When the company formerly known as TFS raised money in July 2016, Frank Wilson was specifically excluded from any trigger that would enable bondholders to force the company to buy them out under a change of control event.
That is still the case, even though he resigned as managing director of Quintis in March.
The change of control clause is a fairly standard feature of such offerings to protect bondholder interests. The clause has outgrown its origins as a so-called "poison put" that could be used to challenge hostile takeovers.
But owners of Quintis' 2023 high-yield debt do not have this avenue open to them if the company is acquired by an entity controlled by Mr Wilson. It means, for all intents and purposes, that bondholders cannot agitate for a bailout unless the nuclear scenario of a missed interest payment eventuates.
The details of what is thought to be a highly unusual exemption are spelt out in the prospectus to buyers of the Perth-based company's notes. The successful offer, led by JPMorgan, was used to refinance higher-cost debt that was redeemed at a premium.
It is believed BlackRock took most of the issue and the concentration of its interest means the bonds have been largely illiquid. BlackRock emerged as substantial equity investor last week with 20 million shares for a 5.14 per cent interest.
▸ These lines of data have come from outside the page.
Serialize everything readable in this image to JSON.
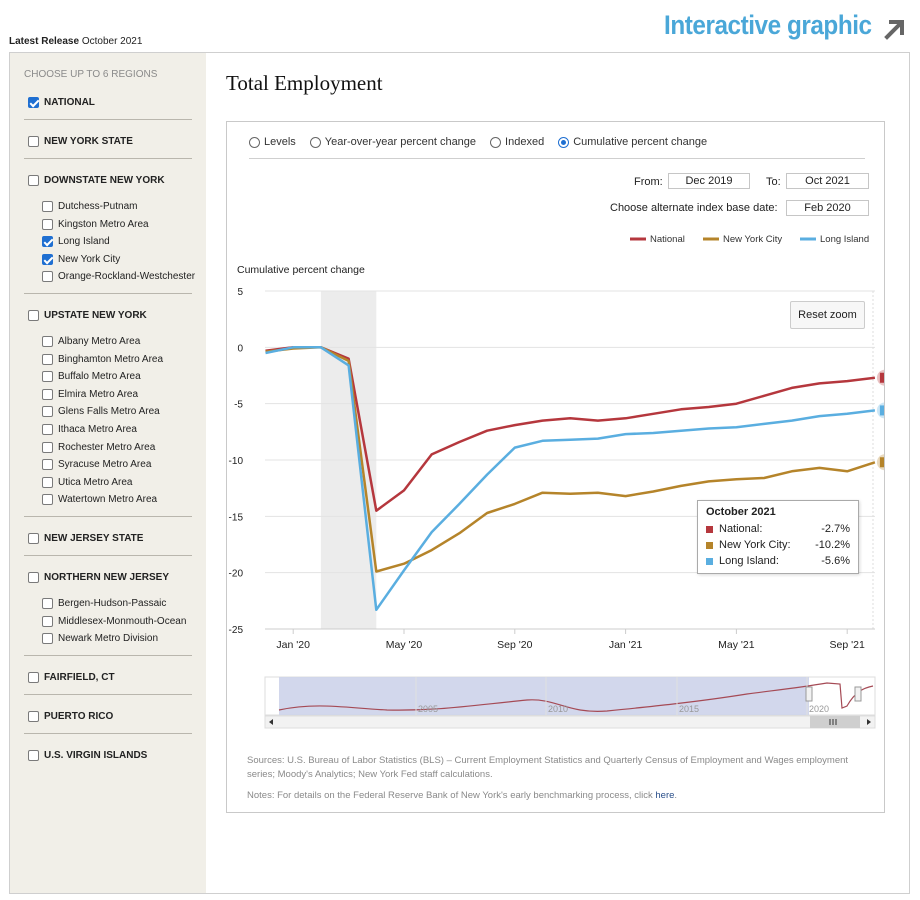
{
  "header": {
    "latest_label": "Latest Release",
    "latest_date": "October 2021",
    "interactive_label": "Interactive graphic",
    "accent_color": "#4aa7d8"
  },
  "sidebar": {
    "heading": "CHOOSE UP TO 6 REGIONS",
    "regions": [
      {
        "label": "NATIONAL",
        "checked": true
      },
      {
        "label": "NEW YORK STATE",
        "checked": false
      },
      {
        "label": "DOWNSTATE NEW YORK",
        "checked": false,
        "subs": [
          {
            "label": "Dutchess-Putnam",
            "checked": false
          },
          {
            "label": "Kingston Metro Area",
            "checked": false
          },
          {
            "label": "Long Island",
            "checked": true
          },
          {
            "label": "New York City",
            "checked": true
          },
          {
            "label": "Orange-Rockland-Westchester",
            "checked": false
          }
        ]
      },
      {
        "label": "UPSTATE NEW YORK",
        "checked": false,
        "subs": [
          {
            "label": "Albany Metro Area",
            "checked": false
          },
          {
            "label": "Binghamton Metro Area",
            "checked": false
          },
          {
            "label": "Buffalo Metro Area",
            "checked": false
          },
          {
            "label": "Elmira Metro Area",
            "checked": false
          },
          {
            "label": "Glens Falls Metro Area",
            "checked": false
          },
          {
            "label": "Ithaca Metro Area",
            "checked": false
          },
          {
            "label": "Rochester Metro Area",
            "checked": false
          },
          {
            "label": "Syracuse Metro Area",
            "checked": false
          },
          {
            "label": "Utica Metro Area",
            "checked": false
          },
          {
            "label": "Watertown Metro Area",
            "checked": false
          }
        ]
      },
      {
        "label": "NEW JERSEY STATE",
        "checked": false
      },
      {
        "label": "NORTHERN NEW JERSEY",
        "checked": false,
        "subs": [
          {
            "label": "Bergen-Hudson-Passaic",
            "checked": false
          },
          {
            "label": "Middlesex-Monmouth-Ocean",
            "checked": false
          },
          {
            "label": "Newark Metro Division",
            "checked": false
          }
        ]
      },
      {
        "label": "FAIRFIELD, CT",
        "checked": false
      },
      {
        "label": "PUERTO RICO",
        "checked": false
      },
      {
        "label": "U.S. VIRGIN ISLANDS",
        "checked": false
      }
    ]
  },
  "main": {
    "title": "Total Employment",
    "radios": [
      {
        "label": "Levels",
        "selected": false
      },
      {
        "label": "Year-over-year percent change",
        "selected": false
      },
      {
        "label": "Indexed",
        "selected": false
      },
      {
        "label": "Cumulative percent change",
        "selected": true
      }
    ],
    "from_label": "From:",
    "from_value": "Dec 2019",
    "to_label": "To:",
    "to_value": "Oct 2021",
    "base_label": "Choose alternate index base date:",
    "base_value": "Feb 2020",
    "reset_zoom": "Reset zoom",
    "sources": "Sources: U.S. Bureau of Labor Statistics (BLS) – Current Employment Statistics and Quarterly Census of Employment and Wages employment series; Moody's Analytics; New York Fed staff calculations.",
    "notes_prefix": "Notes: For details on the Federal Reserve Bank of New York's early benchmarking process, click ",
    "notes_link": "here",
    "notes_suffix": "."
  },
  "tooltip": {
    "title": "October 2021",
    "rows": [
      {
        "name": "National:",
        "value": "-2.7%",
        "color": "#b5373d"
      },
      {
        "name": "New York City:",
        "value": "-10.2%",
        "color": "#b5842a"
      },
      {
        "name": "Long Island:",
        "value": "-5.6%",
        "color": "#5aaee0"
      }
    ]
  },
  "chart_data": {
    "type": "line",
    "ylabel": "Cumulative percent change",
    "ylim": [
      -25,
      5
    ],
    "yticks": [
      "5",
      "0",
      "-5",
      "-10",
      "-15",
      "-20",
      "-25"
    ],
    "ytick_values": [
      5,
      0,
      -5,
      -10,
      -15,
      -20,
      -25
    ],
    "x": [
      "Dec 2019",
      "Jan 2020",
      "Feb 2020",
      "Mar 2020",
      "Apr 2020",
      "May 2020",
      "Jun 2020",
      "Jul 2020",
      "Aug 2020",
      "Sep 2020",
      "Oct 2020",
      "Nov 2020",
      "Dec 2020",
      "Jan 2021",
      "Feb 2021",
      "Mar 2021",
      "Apr 2021",
      "May 2021",
      "Jun 2021",
      "Jul 2021",
      "Aug 2021",
      "Sep 2021",
      "Oct 2021"
    ],
    "xticks": [
      {
        "label": "Jan '20",
        "index": 1
      },
      {
        "label": "May '20",
        "index": 5
      },
      {
        "label": "Sep '20",
        "index": 9
      },
      {
        "label": "Jan '21",
        "index": 13
      },
      {
        "label": "May '21",
        "index": 17
      },
      {
        "label": "Sep '21",
        "index": 21
      }
    ],
    "recession_shade": [
      2,
      4
    ],
    "series": [
      {
        "name": "National",
        "color": "#b5373d",
        "values": [
          -0.3,
          0.0,
          0.0,
          -1.0,
          -14.5,
          -12.7,
          -9.5,
          -8.4,
          -7.4,
          -6.9,
          -6.5,
          -6.3,
          -6.5,
          -6.3,
          -5.9,
          -5.5,
          -5.3,
          -5.0,
          -4.3,
          -3.6,
          -3.2,
          -3.0,
          -2.7
        ]
      },
      {
        "name": "New York City",
        "color": "#b5842a",
        "values": [
          -0.4,
          -0.1,
          0.0,
          -1.2,
          -19.9,
          -19.2,
          -18.0,
          -16.5,
          -14.7,
          -13.9,
          -12.9,
          -13.0,
          -12.9,
          -13.2,
          -12.8,
          -12.3,
          -11.9,
          -11.7,
          -11.6,
          -11.0,
          -10.7,
          -11.0,
          -10.2
        ]
      },
      {
        "name": "Long Island",
        "color": "#5aaee0",
        "values": [
          -0.5,
          0.0,
          0.0,
          -1.6,
          -23.3,
          -19.8,
          -16.4,
          -13.9,
          -11.3,
          -8.9,
          -8.3,
          -8.2,
          -8.1,
          -7.7,
          -7.6,
          -7.4,
          -7.2,
          -7.1,
          -6.8,
          -6.5,
          -6.1,
          -5.9,
          -5.6
        ]
      }
    ],
    "navigator_ticks": [
      "2005",
      "2010",
      "2015",
      "2020"
    ]
  }
}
It comes as long-time supporter
Regal Funds Management reduced its stake to below the 5 per cent threshold deemed substantial last Wednesday.
In the offer document, Mr Wilson is identified as a "permitted holder". A change of control event occurs when "any person or group ... other than one or more permitted holders or the issuer" becomes the beneficial owner "of more than 50 per cent of the voting power of the issuer's outstanding voting stock".
One of the conditions under the permitted holder clause is "that Frank Cullity Wilson holds a majority of the aggregate voting power".
That hurdle is significant because it means Mr Wilson would have to control any bidder.
Since leaving the business to pursue a takeover offer with an unnamed but credible investment partner, he has hired Goldman Sachs to advise on a potential transaction. UBS is working for Quintis.
At Friday's market value of $115 million, a takeover offer with a 30 per cent premium would imply a $76 million valuation on a 51 per cent interest. Mr Wilson remains the company's largest shareholder and his equity is about $15 million.
He also retains a put option entitling him to $14.8 million cash over his personal plantation interests but that cannot be struck until September 2018 at the earliest.
Mr Wilson did not comment on the covenant, nor did Quintis.
Shares of the sustainable Indian sandalwood grower were halted on Monday ahead of the release of a response to the ASX regarding a query received on May 11. The company will also update the market on the impact of "market and trading conditions" on its financial results and strategy.
The Quintis calendar is heavily weighted to the end of the financial year when it conducts most of its investor activity around its plantations.
Last week, shares of the short-seller target fell 72 per cent after Quintis
confirmed a report in The Australian Financial Review that a supply agreement with Nestle's Galderma was terminated. In a lapse of disclosure, Quintis conceded that the parties parted ways in December but that information was not conveyed to the board or senior management.
Chairman Dalton Gooding said the "communication breakdown" was "unacceptable" and "we are taking immediate and appropriate measures".
Galderma, which purchased Quintis' pharmaceutical-grade Indian sandalwood oil, is the second major customer to fade away this year after timber buyer Shanghai Richer Link.
The company is in talks with an alternate buyer in China.